"We don't need any Baptists here," Najiba Mamedova, the notary of Azerbaijan's north-western Zakatala [Zaqatala] region shouted at Forum 18 News Service, asked why she has for more than a year refused to notarise the signatures on the registration application of a local Baptist congregation. "We don't want a second Karabakh," Najiba Mamedova screamed, adding "Who financed you? Go to them," before throwing Forum 18 out of her office and threatening to call the police. The church's pastor, Hamid Shabanov, told Forum 18 that "She always spoke to us like that." The church began applying for registration in 1994, making it the religious community which has been denied registration in Azerbaijan for the longest period. The head of the Aliabad administration, Gasim Orujov, has refused to allow the Baptists to build a church in the village. "There is Islam here and we have our mosque," he told Forum 18.
"We don't need any Baptists here," the notary of Azerbaijan's north-western Zakatala [Zaqatala] region shouted at Forum 18 News Service on 27 November when it tried to find out why for more than a year she had refused to notarise the signatures on the registration application by a local Baptist congregation. "We don't want a second Karabakh," Najiba Mamedova screamed, referring to the Armenian-populated region that broke away from Azerbaijani control more than a decade ago in a brutal war. "Who financed you? Go to them," she added before throwing Forum 18 out of her office in Zakatala's court building and threatening to call the police. "She always spoke to us like that," the church's pastor, Hamid Shabanov, who had witnessed Mamedova's response, told Forum 18 sadly.
Shabanov's church – one of three Baptist congregations in the village of Aliabad, two of which are members of the Azerbaijani Baptist Union – lodged its latest registration application for notarisation with Mamedova some fourteen months ago, but she has consistently refused to process it, church members complain. Without the notarised signatures of the church's founding members the application cannot be processed and the congregation cannot get legal status.
The church began applying for registration in 1994, making it the religious community which has been denied registration in Azerbaijan for the longest period.
Ali Abasov, a professor at the National Academy of Sciences and president of the Azerbaijani branch of the International Religious Liberty Association, said he could well understand how the authorities in a place like Aliabad could "illegally obstruct" the registration of a minority religious community. "It is a question of ten minutes at the notary's office," he told Forum 18 in the capital Baku on 29 November. "Officials should do their job in accordance with the law."
"It is wrong for the notary to refuse to notarise the documents," Azer Sharafli, head of the general department of the State Committee for Work with Religious Organisations, told Forum 18 in his office in Baku on 24 November. "It's their job to do so." He said although his committee is in charge of the registration of religious organisations, it is not its responsibility if other officials refuse to do their job. "No-one appealed to us," he claimed. He said if the Baptists have any complaint they should take their case to court.

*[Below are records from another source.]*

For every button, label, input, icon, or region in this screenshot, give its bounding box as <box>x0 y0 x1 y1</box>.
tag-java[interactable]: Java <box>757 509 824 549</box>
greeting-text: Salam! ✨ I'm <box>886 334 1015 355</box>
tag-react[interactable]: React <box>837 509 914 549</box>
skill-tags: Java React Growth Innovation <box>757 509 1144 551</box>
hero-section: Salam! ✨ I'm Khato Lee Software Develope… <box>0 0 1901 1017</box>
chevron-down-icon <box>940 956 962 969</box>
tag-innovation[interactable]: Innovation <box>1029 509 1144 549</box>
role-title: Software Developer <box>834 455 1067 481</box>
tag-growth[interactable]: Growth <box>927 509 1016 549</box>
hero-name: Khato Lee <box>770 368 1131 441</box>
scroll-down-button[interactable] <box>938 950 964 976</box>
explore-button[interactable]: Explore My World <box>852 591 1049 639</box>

"If all the paperwork is in order, notarisation is a question of no more than 30 minutes maximum, that's my view," the head of the Aliabad administration, Gasim Orujov, told Forum 18 under outsized portraits of President Ilham Aliev and his late father Heidar Aliev in his office in the village on 27 November. Although no fan of the Baptists, he said he was unable to tell if the authorities want to register the Baptists or not. "It's not my responsibility. I won't interfere."
Orujov readily admitted that the Baptists – like believers of any other faith – have the full right to practise their religion. "There's democracy here." He claimed to be ready to give the Baptists any documents they require to complete the registration process. However, he resolutely refused to allow them to build a church in the village. "There is Islam here and we have our mosque," he told Forum 18, gesturing to the nearby minaret. "People wouldn't allow a church nearby. There would be conflict." (He did not mention that Aliabad used to have a Georgian Orthodox church, which was closed during the Soviet period.)
Orujov brushed aside suggestions that one group of citizens cannot prevent another group of citizens exercising their rights. "Can we allow a church to be built after they have been here for only ten years?" he asked. "Let them pray at home." Told that registered places of worship of a wide variety of faiths exist in Baku he responded: "Baku has people of many faiths and different backgrounds – it's OK for churches to exist there."